Along with hard work, discipline and the right daily habits, there's something else which is essential for getting ahead in business and life: relationships. It's because the people who know you and appreciate your talents and expertise are the individuals who may become your mentors, clients, investors, partners or employees. But making and keeping connections with smart and influential people takes time and intention. That's according to Joe Polish, founder of the marketing and business groups Genius Network and GeniusX and someone who has worked with business leaders including Richard Branson, Arianna Huffington and Tim Ferriss. Here are several things he says you need to do if networking is a skill you want to get better at.

Focus on how you can help others

Connecting with people isn't going to happen on its own. You need to expend time, effort and at times, your money. And you need to do it without expecting anything in return. Polish credits this mindset with him now having a relationship with Richard Branson, a connection which has existed since Polish invested more than $250,000 into the non-profit foundation Virgin Unite, something he wanted to do regardless of whether or not anything came of it. "Life is not based on a quid-pro-quo relationship," he says. "You're not owed anything, but if you do get something, it's a byproduct of the value that you created first."

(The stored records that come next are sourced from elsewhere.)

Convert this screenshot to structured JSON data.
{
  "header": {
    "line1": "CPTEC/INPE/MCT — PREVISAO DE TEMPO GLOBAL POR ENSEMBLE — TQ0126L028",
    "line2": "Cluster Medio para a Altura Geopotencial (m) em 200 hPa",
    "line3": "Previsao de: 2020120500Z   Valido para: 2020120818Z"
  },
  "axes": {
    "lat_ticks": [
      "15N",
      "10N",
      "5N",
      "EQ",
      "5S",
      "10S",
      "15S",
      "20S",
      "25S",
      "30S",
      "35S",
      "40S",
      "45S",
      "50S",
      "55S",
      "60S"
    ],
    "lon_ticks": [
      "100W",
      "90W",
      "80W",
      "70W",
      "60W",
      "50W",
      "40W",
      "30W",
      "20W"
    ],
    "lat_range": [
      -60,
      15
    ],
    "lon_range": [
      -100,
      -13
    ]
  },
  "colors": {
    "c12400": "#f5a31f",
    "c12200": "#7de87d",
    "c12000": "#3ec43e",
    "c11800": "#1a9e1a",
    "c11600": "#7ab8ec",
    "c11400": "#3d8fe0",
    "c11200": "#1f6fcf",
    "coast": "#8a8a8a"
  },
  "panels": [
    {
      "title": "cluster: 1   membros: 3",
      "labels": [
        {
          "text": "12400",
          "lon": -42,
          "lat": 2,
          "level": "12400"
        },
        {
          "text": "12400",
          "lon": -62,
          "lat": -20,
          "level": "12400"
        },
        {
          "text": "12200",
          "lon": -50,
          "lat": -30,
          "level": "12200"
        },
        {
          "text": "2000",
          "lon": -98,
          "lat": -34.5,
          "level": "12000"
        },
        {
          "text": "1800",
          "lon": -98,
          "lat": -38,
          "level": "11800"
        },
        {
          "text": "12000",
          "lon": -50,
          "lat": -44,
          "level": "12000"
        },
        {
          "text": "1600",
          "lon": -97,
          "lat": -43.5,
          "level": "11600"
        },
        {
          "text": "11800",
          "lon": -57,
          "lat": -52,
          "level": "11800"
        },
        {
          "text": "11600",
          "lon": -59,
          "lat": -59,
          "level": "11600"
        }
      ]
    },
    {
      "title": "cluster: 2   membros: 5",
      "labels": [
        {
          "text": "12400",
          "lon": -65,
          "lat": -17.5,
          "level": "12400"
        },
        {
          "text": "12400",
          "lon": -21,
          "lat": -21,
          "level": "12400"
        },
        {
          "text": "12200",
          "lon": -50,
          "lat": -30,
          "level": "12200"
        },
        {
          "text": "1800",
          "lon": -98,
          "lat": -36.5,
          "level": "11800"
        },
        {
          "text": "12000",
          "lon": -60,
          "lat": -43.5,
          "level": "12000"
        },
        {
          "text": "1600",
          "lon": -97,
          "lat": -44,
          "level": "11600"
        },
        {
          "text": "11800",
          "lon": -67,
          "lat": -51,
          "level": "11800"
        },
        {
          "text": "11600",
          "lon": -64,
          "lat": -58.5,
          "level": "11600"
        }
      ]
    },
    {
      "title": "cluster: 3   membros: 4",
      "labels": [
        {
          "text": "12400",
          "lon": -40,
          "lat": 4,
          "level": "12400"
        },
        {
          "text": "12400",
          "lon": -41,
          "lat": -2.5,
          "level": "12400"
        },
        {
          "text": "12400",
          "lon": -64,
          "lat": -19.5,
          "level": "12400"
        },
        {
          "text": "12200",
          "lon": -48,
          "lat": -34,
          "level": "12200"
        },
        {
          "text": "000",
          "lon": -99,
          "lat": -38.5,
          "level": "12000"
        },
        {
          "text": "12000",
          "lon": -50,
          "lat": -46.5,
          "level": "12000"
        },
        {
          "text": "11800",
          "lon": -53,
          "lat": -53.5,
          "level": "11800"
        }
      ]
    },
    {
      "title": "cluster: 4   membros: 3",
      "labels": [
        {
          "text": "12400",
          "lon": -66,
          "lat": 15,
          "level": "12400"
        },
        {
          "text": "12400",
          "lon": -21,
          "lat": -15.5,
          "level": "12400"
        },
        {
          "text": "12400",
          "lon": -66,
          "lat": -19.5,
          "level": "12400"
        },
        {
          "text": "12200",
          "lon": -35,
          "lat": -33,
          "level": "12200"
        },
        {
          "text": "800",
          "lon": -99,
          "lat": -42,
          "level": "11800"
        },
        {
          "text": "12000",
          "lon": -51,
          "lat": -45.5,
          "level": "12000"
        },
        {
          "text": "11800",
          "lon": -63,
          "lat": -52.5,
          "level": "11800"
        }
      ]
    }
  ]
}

Get as close to in-person as possible

Technology has its place and electronic communications are certainly a way of making connections with people. But phone calls, video chats and in-person meetings are where real relationships are developed. This is an investment in time which does not happen overnight.

Demonstrate your appreciation for people by how you behave

Making people feel important is a big part of being in relationship with them. To do it, Polish suggests practicing "The Referability Habits," basic courtesies promoted by the entrepreneur coaching program Strategic Coach. They are:

  • Show up on time
  • Do what you say
  • Finish what you start
  • Say please and thank you

Regardless of your talent or intelligence, if you don't do those things, you won't be perceived as dependable, respectful or appreciative.

Always find a way to be useful, grateful and valuable

Polish transformed an unprofitable carpet cleaning business in the early 90s into a million-dollar training organization by reading books, newsletters and taking seminars and business courses to figure out how to succeed in business. He then used what he learned to advise others in the carpet cleaning and restoration industry and became a best-selling marketing program publisher, today doing consulting and hosting events featuring big names including Daymond John, Peter Diamandis, Tim Ferriss, Arianna Huffington, Tony Robbins, Richard Branson, Steve Forbes and John Mackey.

What have you learned which could help others not make the same mistakes you did? What skills do you have which you could employ to help someone else get ahead?

Be memorable and fun

"Don't be too formal and don't take yourself too seriously," he says. "If you're sitting across the table from someone and they crack a joke and you can't laugh with them, why would they want to hang out with you?"